The project objective was to demonstrate and validate the performance of three innovative technologies for leak detection by assessing their ability to detect and accurately locate leaks in challenging pipe types such as polyvinyl chloride (PVC), asbestos cement (AC), and mixtures of pipe types typically found on Department of Defense (DoD) installations. The fundamental questions addressed by this study include: Is implementation of these technologies technically feasible for use by DoD installations to reduce water loss and to help meet water and energy conservation goals of the EO? Are these technologies cost effective?

The demonstration evaluated two types of cross-correlating leak detection technologies: (1) a continuous monitoring network approach, and (2) an inspection approach that used sensors temporarily deployed to test segments of pipe within a water distribution system. Three different product lines were tested: one for continuous monitoring and two for periodic inspection of pipe segments. Each technology was demonstrated for detecting and pinpointing leaks in metallic and challenging non-metallic pipe types. For each of the technologies, accelerometers or hydrophones were used to detect acoustic signatures of leaks, and time offsets between sensor locations were used to derive leak locations.

Evaluations were conducted under controlled conditions at an underground pipeline test bed (TB) that was configured with simulated leaks followed by testing under operating conditions within the U.S. Army Engineer Research Development Center’s (ERDC’s) water distribution system. The TB included 11 simulated leaks ranging from approximately one gallon per minute (gpm) to 8 gpm that could be controlled from above ground. Projected benefits from water and energy savings and estimated costs for leak detection deployment were also estimated. These projections indicate a savings-to-investment ratio (SIR) greater than one for installations with average rates of water main breaks within their water distribution systems. Actual cost-benefit performance should be monitored as leak detection systems are deployed on a site-specific basis. 

For the TB evaluation, only the technology that used an inspection approach and accelerometers met all the performance criteria. The continuous monitoring technology and the survey technology using both hydrophones and accelerometers did not meet several performance criteria in the TB evaluation. The simulated leak conditions were successfully detected by all the technologies. However, the location accuracy varied between the technologies.
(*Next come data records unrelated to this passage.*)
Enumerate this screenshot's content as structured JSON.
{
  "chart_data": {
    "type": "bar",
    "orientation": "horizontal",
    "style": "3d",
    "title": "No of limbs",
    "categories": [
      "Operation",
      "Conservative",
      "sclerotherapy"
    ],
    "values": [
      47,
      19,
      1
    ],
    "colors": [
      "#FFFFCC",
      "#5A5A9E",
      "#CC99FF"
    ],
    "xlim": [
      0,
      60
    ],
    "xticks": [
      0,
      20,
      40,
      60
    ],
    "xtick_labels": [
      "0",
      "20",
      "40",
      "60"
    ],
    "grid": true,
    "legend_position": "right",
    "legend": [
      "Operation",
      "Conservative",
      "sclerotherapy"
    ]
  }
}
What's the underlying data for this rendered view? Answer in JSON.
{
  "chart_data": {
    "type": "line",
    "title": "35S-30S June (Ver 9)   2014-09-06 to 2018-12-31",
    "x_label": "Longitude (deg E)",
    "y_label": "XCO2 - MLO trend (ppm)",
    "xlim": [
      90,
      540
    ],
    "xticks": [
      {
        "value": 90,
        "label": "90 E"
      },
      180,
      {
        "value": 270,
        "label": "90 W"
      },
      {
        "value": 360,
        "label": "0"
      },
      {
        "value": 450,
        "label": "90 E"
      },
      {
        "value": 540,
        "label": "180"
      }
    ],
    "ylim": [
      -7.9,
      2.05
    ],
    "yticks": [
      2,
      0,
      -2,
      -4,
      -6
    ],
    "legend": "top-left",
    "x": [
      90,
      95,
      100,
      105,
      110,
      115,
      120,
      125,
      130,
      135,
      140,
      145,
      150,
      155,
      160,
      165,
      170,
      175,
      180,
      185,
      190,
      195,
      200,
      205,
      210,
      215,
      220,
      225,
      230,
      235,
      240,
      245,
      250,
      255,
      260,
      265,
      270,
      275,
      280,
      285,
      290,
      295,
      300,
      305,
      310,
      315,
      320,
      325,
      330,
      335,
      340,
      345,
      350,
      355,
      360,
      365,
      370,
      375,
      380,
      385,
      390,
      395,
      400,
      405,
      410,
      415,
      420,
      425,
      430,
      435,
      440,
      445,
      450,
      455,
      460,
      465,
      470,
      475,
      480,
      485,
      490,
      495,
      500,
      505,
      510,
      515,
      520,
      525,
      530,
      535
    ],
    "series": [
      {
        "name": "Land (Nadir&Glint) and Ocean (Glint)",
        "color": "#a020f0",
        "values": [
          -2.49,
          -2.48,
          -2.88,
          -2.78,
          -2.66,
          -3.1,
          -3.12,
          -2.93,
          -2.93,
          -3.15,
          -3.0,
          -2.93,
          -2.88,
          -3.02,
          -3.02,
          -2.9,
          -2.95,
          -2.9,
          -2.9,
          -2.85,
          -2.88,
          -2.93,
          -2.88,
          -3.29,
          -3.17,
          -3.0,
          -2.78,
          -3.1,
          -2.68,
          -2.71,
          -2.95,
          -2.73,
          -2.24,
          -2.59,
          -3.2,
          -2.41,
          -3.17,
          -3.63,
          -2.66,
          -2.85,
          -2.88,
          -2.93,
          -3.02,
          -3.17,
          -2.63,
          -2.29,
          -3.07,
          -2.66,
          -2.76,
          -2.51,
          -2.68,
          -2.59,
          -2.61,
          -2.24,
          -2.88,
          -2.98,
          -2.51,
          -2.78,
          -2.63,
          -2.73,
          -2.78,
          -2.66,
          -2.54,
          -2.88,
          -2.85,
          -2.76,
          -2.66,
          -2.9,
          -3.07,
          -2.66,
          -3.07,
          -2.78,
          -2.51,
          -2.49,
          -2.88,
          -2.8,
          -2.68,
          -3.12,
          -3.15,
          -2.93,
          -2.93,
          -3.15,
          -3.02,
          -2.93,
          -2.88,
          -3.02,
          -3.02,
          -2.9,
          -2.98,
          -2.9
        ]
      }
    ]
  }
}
Two of the three technologies passed the performance objective of locating 90% of simulated leaks within 4 feet (ft) of the known locations in the TB. The leak location results for PVC pipe ranged from 86% to 100% within 4 ft of the known leak locations. False positives were an issue for two out of the three technologies. There is a potential to mitigate false positives in field applications through focused acoustic surveys that are typically conducted at the correlated location prior to marking the leak location. All three technologies were able to detect small leaks at approximately one gpm. Challenges were encountered with detecting multiple leaks within a bracketed sensor pair (even though the simulated leaks were spaced more than five ft apart) and in spanning mixed pipe materials. Although the capability to detect and locate leaks under these scenarios was claimed, the leak detections were not as accurate compared to the single leak and single pipe material scenarios within the TB.

For the operational water distribution testing, three leaks were detected within the portion of the ERDC water distribution system selected for inspection. The limited number of leaks detected in the field tests did not provide sufficient information for the evaluation of the performance criteria (even though visual indications of one leak were observed during the test). Water, energy, and SIR estimates were developed based upon an industry average water main break frequency and regional water and energy cost data.   

Leak detection systems that rely on an intermittent inspection approach hold the most promise for implementation at military installations at this time. A widely accepted best management practice with this technology is to cover an entire base every 3 to 5 years (American Water Works Association [AWWA], 2009). Both the LeakFinderRT and Correlux leak detection systems process the leak signature data in the field without any requirement for information technology (IT) security, or connection to government IT assets or the Internet. Leak detection using these systems can be procured as a service via a maintenance or job order contract. In addition, if an installation has the manpower, equipment can be procured for in-house use. Since the Correlux technology met all of the performance thresholds for the TB evaluations, this technology could be considered for additional field testing and deployment in its current state.

Further development and investment would be required for widespread adoption of a continuous monitoring system at military installations. Software compatibility issues and the difficulties of securing IT approval would deter implementation at military installations under the current IT security environment. The primary operating concern to be addressed includes network security for information systems that are being deployed in conjunction with advanced metering infrastructure (AMI) systems.